These offices — which serve as private wealth-management companies for rich individuals — have grown strongly in number in the US over the past decade as a convenient way of managing family money and as status symbols.

In 2024, there were nearly 3,200 single-family offices in the US, managing $1.3tn of assets, according to estimates by consultancy Deloitte. But the rising costs of maintaining a dedicated office have started to outweigh the benefits for some.

“There are increasing numbers closing,” said Doris Meister, chair and chief executive emeritus of Wilmington Trust, a wealth management business. “A lot of families form family offices without fully understanding what it is going to take to run it from a cost perspective.”

“I’ve seen [closures] increase in the past few years for sure,” said Aaron Bates, head of ultra-high net worth and growth strategies at Bernstein Private Wealth Management.

“Usually it’s in that $250mn-$750mn range [of assets] where the overhead becomes stressful and high,” he said.

Family offices tended to close at one of two stages, said advisers, either early in their life or after several generations.

Setting up a dedicated family office generally requires expensive wealth managers, and the growing number had increased competition and driven up salaries, they added. High inflation has also recently increased general overheads.

“The average [annual] cost of a billion-dollar-plus family office from our data is approximately $6.1mn and that number is only going up, not down,” said William Sinclair, global co-head of the family office practice at JPMorgan Private Bank.

Rather than totally shutting down, some family offices were using the cheaper option of an “outsourced chief investment officer” while retaining functions such as property management and family travel, Sinclair said.

Where offices had continued for several generations, “it’s just too big to continue to operate, too many cooks in the kitchen”, said Bates. As families grow across the generations, a governance structure set up around a founder may no longer be able to manage the differing views.

“When it’s the fourth generation . . . it depends how much the kids hate each other by then,” said Andrew Apfelberg, partner at US law firm Greenberg Glusker. Younger generations can also have different priorities from older family members: “Social justice investing versus pure capitalism,” said Apfelberg.

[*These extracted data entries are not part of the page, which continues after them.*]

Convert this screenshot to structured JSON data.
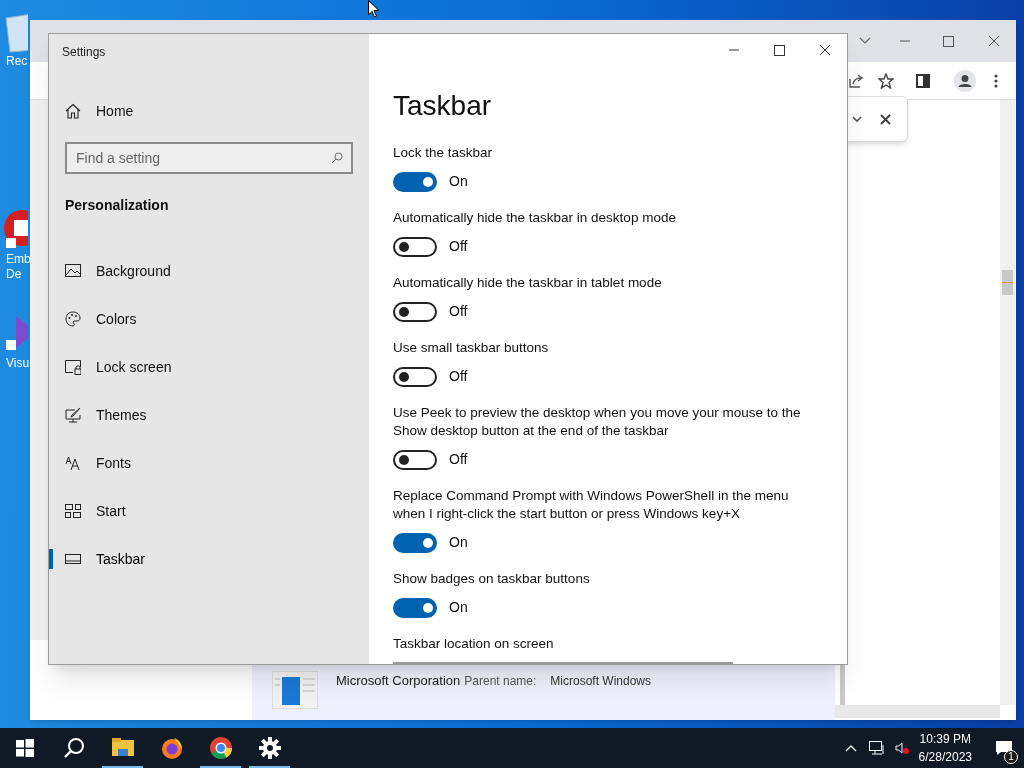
{
  "desktop_icons": [
    {
      "lines": [
        "Rec"
      ],
      "kind": "bin"
    },
    {
      "lines": [
        "Emb",
        "De"
      ],
      "kind": "app-red"
    },
    {
      "lines": [
        "Visu"
      ],
      "kind": "app-purple"
    }
  ],
  "background_window": {
    "details": {
      "publisher": "Microsoft Corporation",
      "parent_label": "Parent name:",
      "parent_value": "Microsoft Windows"
    }
  },
  "settings": {
    "title": "Settings",
    "home": "Home",
    "search": {
      "placeholder": "Find a setting"
    },
    "section": "Personalization",
    "nav": [
      {
        "label": "Background",
        "selected": false
      },
      {
        "label": "Colors",
        "selected": false
      },
      {
        "label": "Lock screen",
        "selected": false
      },
      {
        "label": "Themes",
        "selected": false
      },
      {
        "label": "Fonts",
        "selected": false
      },
      {
        "label": "Start",
        "selected": false
      },
      {
        "label": "Taskbar",
        "selected": true
      }
    ],
    "page_title": "Taskbar",
    "options": [
      {
        "kind": "toggle",
        "label": "Lock the taskbar",
        "on": true,
        "state": "On"
      },
      {
        "kind": "toggle",
        "label": "Automatically hide the taskbar in desktop mode",
        "on": false,
        "state": "Off"
      },
      {
        "kind": "toggle",
        "label": "Automatically hide the taskbar in tablet mode",
        "on": false,
        "state": "Off"
      },
      {
        "kind": "toggle",
        "label": "Use small taskbar buttons",
        "on": false,
        "state": "Off"
      },
      {
        "kind": "toggle",
        "label": "Use Peek to preview the desktop when you move your mouse to the Show desktop button at the end of the taskbar",
        "on": false,
        "state": "Off"
      },
      {
        "kind": "toggle",
        "label": "Replace Command Prompt with Windows PowerShell in the menu when I right-click the start button or press Windows key+X",
        "on": true,
        "state": "On"
      },
      {
        "kind": "toggle",
        "label": "Show badges on taskbar buttons",
        "on": true,
        "state": "On"
      },
      {
        "kind": "dropdown",
        "label": "Taskbar location on screen"
      }
    ]
  },
  "taskbar": {
    "apps": [
      {
        "kind": "start",
        "running": false
      },
      {
        "kind": "search",
        "running": false
      },
      {
        "kind": "explorer",
        "running": true
      },
      {
        "kind": "firefox",
        "running": false
      },
      {
        "kind": "chrome",
        "running": true
      },
      {
        "kind": "settings",
        "running": true
      }
    ],
    "time": "10:39 PM",
    "date": "6/28/2023",
    "notifications": "1"
  }
}
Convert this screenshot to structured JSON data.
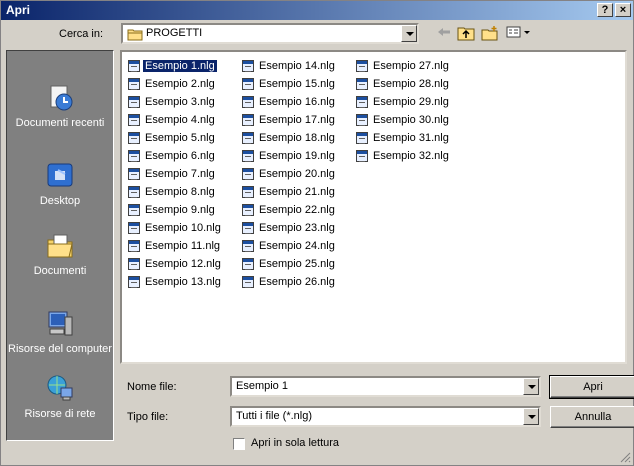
{
  "window": {
    "title": "Apri",
    "help_glyph": "?",
    "close_glyph": "×"
  },
  "toolbar": {
    "lookin_label": "Cerca in:",
    "lookin_value": "PROGETTI",
    "back_icon": "back-arrow-icon",
    "up_icon": "up-folder-icon",
    "newfolder_icon": "new-folder-icon",
    "views_icon": "view-menu-icon"
  },
  "places": [
    {
      "label": "Documenti recenti",
      "icon": "recent-documents-icon"
    },
    {
      "label": "Desktop",
      "icon": "desktop-icon"
    },
    {
      "label": "Documenti",
      "icon": "documents-icon"
    },
    {
      "label": "Risorse del computer",
      "icon": "my-computer-icon"
    },
    {
      "label": "Risorse di rete",
      "icon": "network-icon"
    }
  ],
  "files": {
    "col1": [
      "Esempio 1.nlg",
      "Esempio 2.nlg",
      "Esempio 3.nlg",
      "Esempio 4.nlg",
      "Esempio 5.nlg",
      "Esempio 6.nlg",
      "Esempio 7.nlg",
      "Esempio 8.nlg",
      "Esempio 9.nlg",
      "Esempio 10.nlg",
      "Esempio 11.nlg",
      "Esempio 12.nlg",
      "Esempio 13.nlg"
    ],
    "col2": [
      "Esempio 14.nlg",
      "Esempio 15.nlg",
      "Esempio 16.nlg",
      "Esempio 17.nlg",
      "Esempio 18.nlg",
      "Esempio 19.nlg",
      "Esempio 20.nlg",
      "Esempio 21.nlg",
      "Esempio 22.nlg",
      "Esempio 23.nlg",
      "Esempio 24.nlg",
      "Esempio 25.nlg",
      "Esempio 26.nlg"
    ],
    "col3": [
      "Esempio 27.nlg",
      "Esempio 28.nlg",
      "Esempio 29.nlg",
      "Esempio 30.nlg",
      "Esempio 31.nlg",
      "Esempio 32.nlg"
    ],
    "selected": "Esempio 1.nlg"
  },
  "filename": {
    "label": "Nome file:",
    "value": "Esempio 1"
  },
  "filetype": {
    "label": "Tipo file:",
    "value": "Tutti i file (*.nlg)"
  },
  "buttons": {
    "open": "Apri",
    "cancel": "Annulla"
  },
  "readonly": {
    "label": "Apri in sola lettura",
    "checked": false
  },
  "colors": {
    "title_start": "#0a246a",
    "title_end": "#a6caf0",
    "face": "#d4d0c8",
    "places_bg": "#808080",
    "selection": "#0a246a"
  }
}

Despite the challenges, the number of North American family offices is still growing, according to Deloitte. By 2030, it expects the number to increase to 4,200, managing $2.3tn.

Some wealthy people had recently taken a pause in considering whether to shut down their family offices as they waited for political and economic uncertainty in the US to subside, said their advisers.

“Uncertainty encourages family offices to somewhat hunker down and not make great changes and there is a feeling here . . . of great uncertainty,” said Apfelberg.

Meister said: “If the market is volatile, people freeze.”